Карта как-то приоткрыла истинную душу профессора. Она заставила меня заняться расспросами тех, кто при немцах жил по соседству с ним.
Поначалу все шло так, как мы и думали в лесу. Профессор охотно принимал немцев, особенно ученых коллег, угощал, как мог, хлебосольно.
Но разочарование наступило довольно быстро. Он увидел не тех немцев, педантичных и сентиментальных, которых знал когда-то, а врага, жестокого и коварного.
Трагедия на массандровской свалке не нуждалась в объяснениях.
Профессор демонстративно захлопнул двери перед оккупантами и с того дня никогда их не принимал.
К несчастью Николая Федоровича, к нему присосалась женщина, хитрая и алчная. Приська - до сих пор называют ее ялтинцы. Она ухаживала за профессором, внушала, что без нее дни его сочтены.
Одинокий старик уцепился за эту Приську и даже формально женился на ней.
Приська принимала немецких офицеров, но так, что профессор об этом и не догадывался. Он жил в большой своей восточной комнате, отрешенный от всего мира, и ждал наших. В доме был приемник. Профессор как-то наладил его и на все остальное махнул рукой.

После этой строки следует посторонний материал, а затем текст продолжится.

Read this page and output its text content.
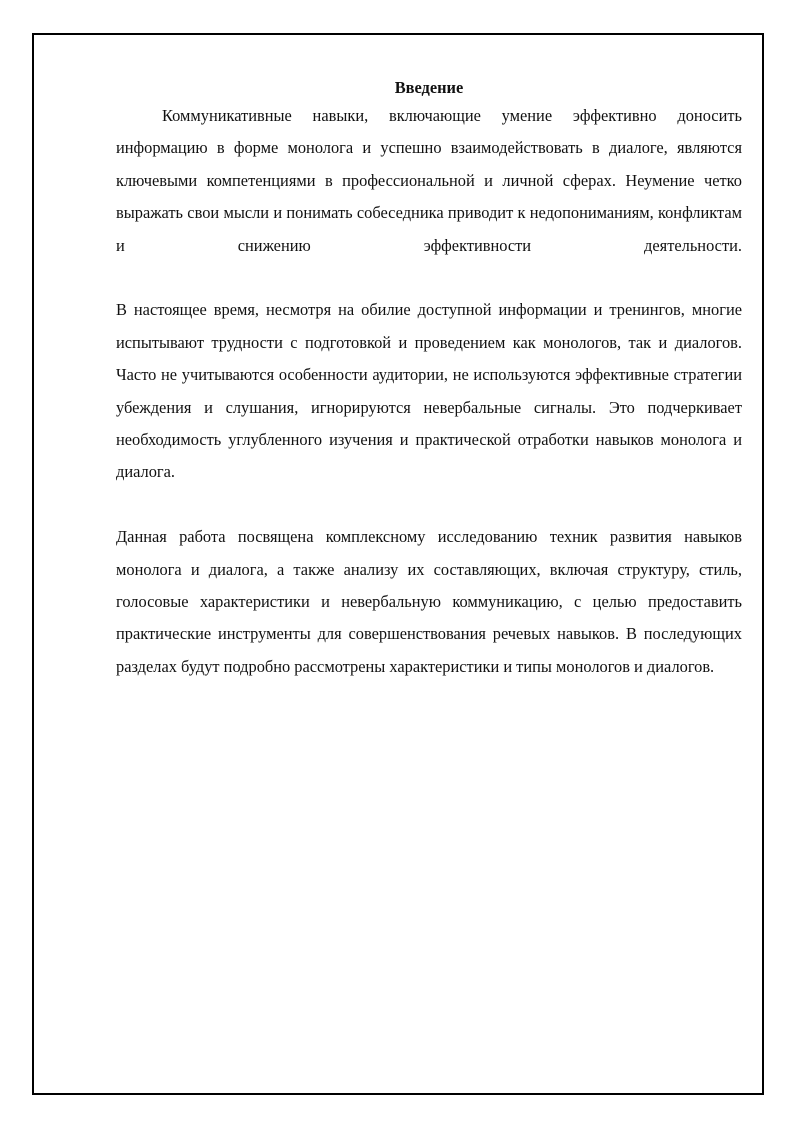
Введение

Коммуникативные навыки, включающие умение эффективно доносить информацию в форме монолога и успешно взаимодействовать в диалоге, являются ключевыми компетенциями в профессиональной и личной сферах. Неумение четко выражать свои мысли и понимать собеседника приводит к недопониманиям, конфликтам и снижению эффективности деятельности.

В настоящее время, несмотря на обилие доступной информации и тренингов, многие испытывают трудности с подготовкой и проведением как монологов, так и диалогов. Часто не учитываются особенности аудитории, не используются эффективные стратегии убеждения и слушания, игнорируются невербальные сигналы. Это подчеркивает необходимость углубленного изучения и практической отработки навыков монолога и диалога.

Данная работа посвящена комплексному исследованию техник развития навыков монолога и диалога, а также анализу их составляющих, включая структуру, стиль, голосовые характеристики и невербальную коммуникацию, с целью предоставить практические инструменты для совершенствования речевых навыков. В последующих разделах будут подробно рассмотрены характеристики и типы монологов и диалогов.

Фашистские пропагандисты расписывали профессора и его любезную дружбу с оккупационными властями, но Николай Федорович об этом даже не догадывался.
Профессора нашли мертвым, склонившимся над приемником.
Демагогия во все времена была шита, как правило, гнилыми, хотя порой и яркими нитками.
Под Севастополем гремели батареи, а здесь, в Ялте, гебитскомиссары и гаулейторы всячески заигрывали с местной интеллигенцией. Но их старания лопались как мыльные пузыри.
Жил в Ялте многие годы знаменитый хирург Дмитрий Петрович Мухин. Плечи богатырские, рост два с половиной аршина с гаком, руки грузчика, шея коверного борца. И между тем пальцы Дмитрия Петровича умели держать не только тончайший хирургический инструмент, но и виртуозно перебирать клавиши рояля.